At a recent event featuring Speaker Philip Gunn and Lt. Gov. Tate Reeves, Gunn told the audience that Reeves and his wife had recently celebrated the birth of their third daughter. Gunn said he especially sympathized with what Reeves is going through in caring for a newborn because, Gunn joked, he has 122 kids to deal with, referring to Mississippi House of Representatives members.
As observers of the current legislative session, which is scheduled to conclude in just a couple of weeks, we've seen our fair share of temper tantrums, scolding, playground tussles, bullying and legislative proposals that carry the stink of dirty diapers.
Even Gunn, who thinks of himself as the House's patriarch, and Reeves, to a lesser extent, can be bratty. Just look at how Gunn purportedly stood in the way of the Department of Revenue's move from Clinton to downtown Jackson.
After the House indicated that the charter-schools bill is likely again headed for defeat by sending it to a conference committee, Reeves, who badly wanted the charter bill, essentially took his toys and went home. After expressing disappointment in the House for again shooting down the schools proposal, Reeves said, "I look forward to passing real education reform next year."

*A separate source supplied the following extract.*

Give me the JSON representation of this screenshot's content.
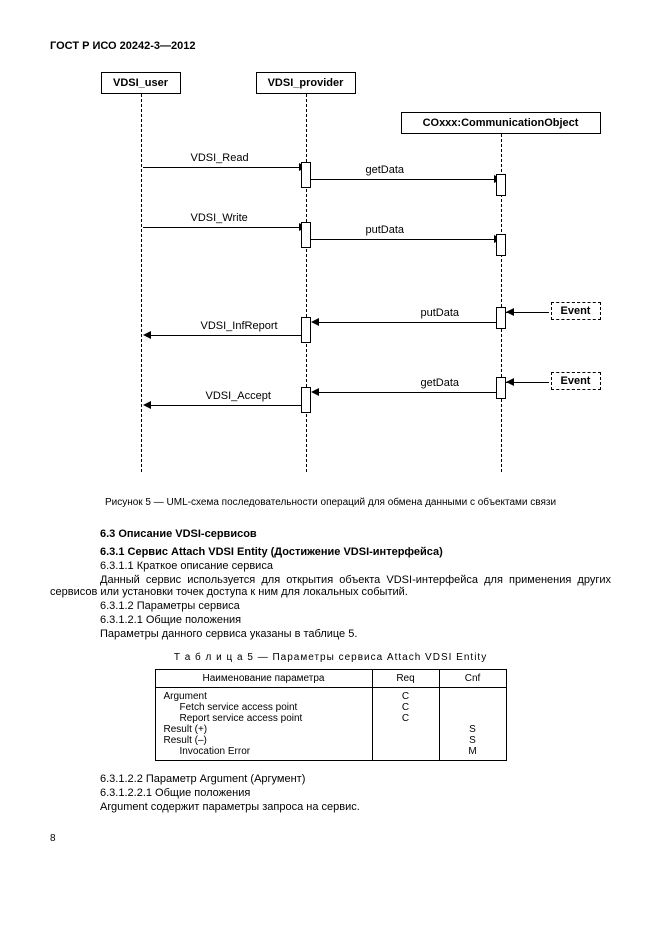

To paraphrase Chris Rock, Gunn hasn't always gotten his "big piece of chicken" to which fathers feel entitled, either. Sure, the attorney-general power-killing Sunshine Act is headed for passage as did the Ryan Petit Child Protection and Child Rape Protection Act and tighter abortion restrictions, all of which Gunn championed.
But Gunn and his GOP compatriots got spanked on the issue of finally getting an Arizona-style immigration law, something that seemed unstoppable when the legislative session began in January, thanks to a contingent of determined Democrats (with some backroom help from key Republicans) playing the role of redheaded stepchildren.
While Gunn's assertion of himself as a patriarch of sorts might explain the sometimes heavy-handed way he operates as speaker, he isn't the only lawmaker with a father complex. How else do you explain why lawmakers keep trying to "protect" us? Restricting abortion access protects women's health. The name of Mississippi's anti-immigration law, the Safe Community Police Act, conveys the need to protect citizens from ill-intentioned dark-skinned outsiders. The various budget plans we've seen propose cuts in libraries, the arts, K-12 and higher education, and health care all because some legislators think they're protecting our long-term interests.
Putting legislators in charge of the state treasury doesn't mean they're in charge. There's still a lot of the people's work left to do. In these final days of the legislative year, it's up to us, the taxpayers, to remind lawmakers who's the boss.